У них тут даже винокурня была своя. И огород, и сад с низкорослыми, скрюченными деревьями, названий которых Сиврим знать не знал, и кузница, и много другого, — но именно винокурня его окончательно добила.

Он с самого начала понимал, что будет очень трудно, вот только до конца осознал это сейчас — глядя на обширный, похожий на лабиринт внутренний двор крепости. Здесь двадцать лет жили по своим законам. Нет, не так — выживали. Какое им дело до воли венценосного кройбелса? И кто из них захочет подчиняться приказам «молокососа из столицы»?

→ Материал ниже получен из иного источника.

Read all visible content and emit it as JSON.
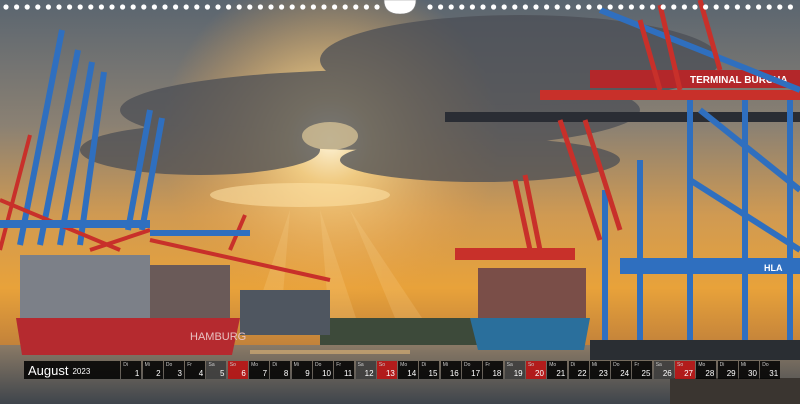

Стремительно темнело, в окнах башен и пристроек зажглись огни. Тьма была какой-то странной, с ржавым отливом, вся сотканная из вкрадчивых шорохов и неуловимых движений на самом пределе видимости. Сиврим остановился, чтобы понять, куда же ему идти. Так, наверное, чувствует себя юнга, впервые угодив на палубу: куда ни глянь, возносятся к небу мачты, со всех сторон свисают канаты, темнеют проёмы каких-то дверей — и деловито, без лишней суеты спешат по своим делам матросы. Башни и вправду чем-то напоминали мачты, местные гарнизонные — матросов, и даже канаты там, высоко над головой, были натянуты, даже навесные мостики.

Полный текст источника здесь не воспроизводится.